Это всё моя способность подстраиваться под собеседника. Бываю я иногда и туповата, но если соберусь — получается у меня выйти с человеком на общую волну. Ляпну, как сейчас — и попадаю в яблочко.

— Все мы счастья хотим, — говорю, внезапно расстроившись. Жалко мне девочку. — И ты хочешь, так ведь? Приманить пытаешься, а оно бежит. Почему бежит, знаешь?

Смотрю в её широко распахнутые глаза — и смятение берёт. Что угодно ей скажи — поверит чистая душа, поверит, через всю оставшуюся жизнь пронесёт! Ох, Ваня — мой внутренний голос, кажется, даже хрипнет от волнения — аккуратней со словами-то, умоляю!

Краем глаза вижу, как Лора отставляет чашку и, сделав неуловимое движение, отодвигается вместе со стулом куда-то в сторону, будто не хочет мешать. Но это уже — на задворках сознания. Сейчас я почему-то сосредотачиваюсь на вышивке, что круговой свастикой, обрамлённой орнаментом, пламенеет на одном из рукавов девичьей домотканой рубахи. Ладинец…

Прекрасный оберег. Милость богини Лады призывающий — на женщин, девушек, девочек. Замужним — в супружестве помогает, учит, как мир в семье хранить, очаг беречь, детишек носить, да рожать, да растить.
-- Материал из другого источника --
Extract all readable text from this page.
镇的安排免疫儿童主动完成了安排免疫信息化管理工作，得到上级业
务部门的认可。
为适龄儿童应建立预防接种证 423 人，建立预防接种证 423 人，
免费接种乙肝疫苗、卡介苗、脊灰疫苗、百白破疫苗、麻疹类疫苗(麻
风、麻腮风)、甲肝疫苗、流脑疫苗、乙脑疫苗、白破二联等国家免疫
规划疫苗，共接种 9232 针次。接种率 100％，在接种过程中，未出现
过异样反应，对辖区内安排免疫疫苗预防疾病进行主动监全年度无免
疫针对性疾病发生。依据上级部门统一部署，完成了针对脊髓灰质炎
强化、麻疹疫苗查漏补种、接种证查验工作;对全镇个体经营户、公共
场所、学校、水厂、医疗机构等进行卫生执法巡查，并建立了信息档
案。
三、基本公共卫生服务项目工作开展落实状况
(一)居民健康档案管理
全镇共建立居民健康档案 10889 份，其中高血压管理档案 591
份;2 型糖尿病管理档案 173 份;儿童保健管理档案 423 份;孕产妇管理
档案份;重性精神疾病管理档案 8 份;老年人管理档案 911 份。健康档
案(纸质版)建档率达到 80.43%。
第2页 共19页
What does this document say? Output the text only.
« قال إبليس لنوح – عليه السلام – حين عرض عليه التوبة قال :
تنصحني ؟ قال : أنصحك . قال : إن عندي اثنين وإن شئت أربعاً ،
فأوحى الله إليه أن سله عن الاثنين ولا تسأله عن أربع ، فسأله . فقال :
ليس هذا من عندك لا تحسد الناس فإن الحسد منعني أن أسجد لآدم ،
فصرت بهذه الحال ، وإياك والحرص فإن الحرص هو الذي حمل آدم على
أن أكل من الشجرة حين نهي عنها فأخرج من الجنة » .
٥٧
Незамужним — себя блюсти, красотой да умом цвести, суженого сыскать.

Вот с этим-то последним у нас и проблема.

— Вот и Ладинец у тебя на рукавах, — роняю. — Сама нашивала-то? Угу, сама. А зачем на обоих рукавах-то? Чтобы уж точно подействовал? Ну, что ж тогда удивляться-то… Погоди-ка минуту.

В моей новоприобретённой рукодельной шкатулке ножнички идеально подходят для распарывания негодных стежков. И нашлись даже крохотные щипчики, чтобы вытаскивать обрезки нитей.

— Поправим мы тебе судьбу, Олюшка, если хочешь, конечно. Хочешь? — Она истово кивает, отчего-то сдерживая слёзы. Что за драма в её жизни случилась, отчего жениха потеряла, ушёл ли, на другую променял, погиб — не знаю; но, должно быть, до сих пор она его в других ищет. Может, и в Яне увидала, потому и внимание оказывать стала, да хоть и робкое — а Васюта возьми и пойми неправильно. Не живи прошлым, девочка. Развяжись с ним. Кого встретишь — того и прими, каков есть, а прошлую любовь в нём узнать не пытайся. Просто прими…

— Не дёргайся, — предупреждаю. Но Ольга даже вскрикивает, когда с лёгким щёлканьем ножнички разрезают первый стежок на обереге. Неправильно нашитом. Не на той руке. Лишнем обереге.

— Слушай меня внимательно Оленька, — говорю, а сама ножницами — щёлк, щёлк… Да пинцетом ниточки время от времени подхватываю и на столе собираю. — Оберег никто сам себе не шьёт. Одно исключение — оберег Макоши. То ж его сама себе Обережница нашивает, чтобы от богини благословение получить, не для себя — для других работу делать. Не знала? Некому было тебе сказать, мамы-то нет… Сама себе оберег нашьёшь — до беды недалеко. Да и неправильно силу женскую вокруг себя выстроишь. Смотри, что получается: Ладинец из восьми лучей состоит, что против солнца направлены, так? А то, что он — обратный оберег, знаешь? На обратной-то стороне лучи по солнцу повёрнуты, а это уже Колядинец, мужской оберег. Вот так и получается… — Дева заворожённо следит за тем, как растёт на столе пушистый комок из выдернутых красных ниток. — Вот и получается, что носит на себе девица благоволение не только Лады, но и Коляды, который ей рано или поздно суженого-то и притянет. А у тебя что получилось?

— Что? — выдыхает она. — Ванесса-свет, так нет у нас Обережниц, бают, уж с той поры, как Василиса к верхним людям ушла. Сказывают, был такой старец — Симеон, последний в этом мире оставался из Обережников, да только где он и как найти его? Вот я и… сама…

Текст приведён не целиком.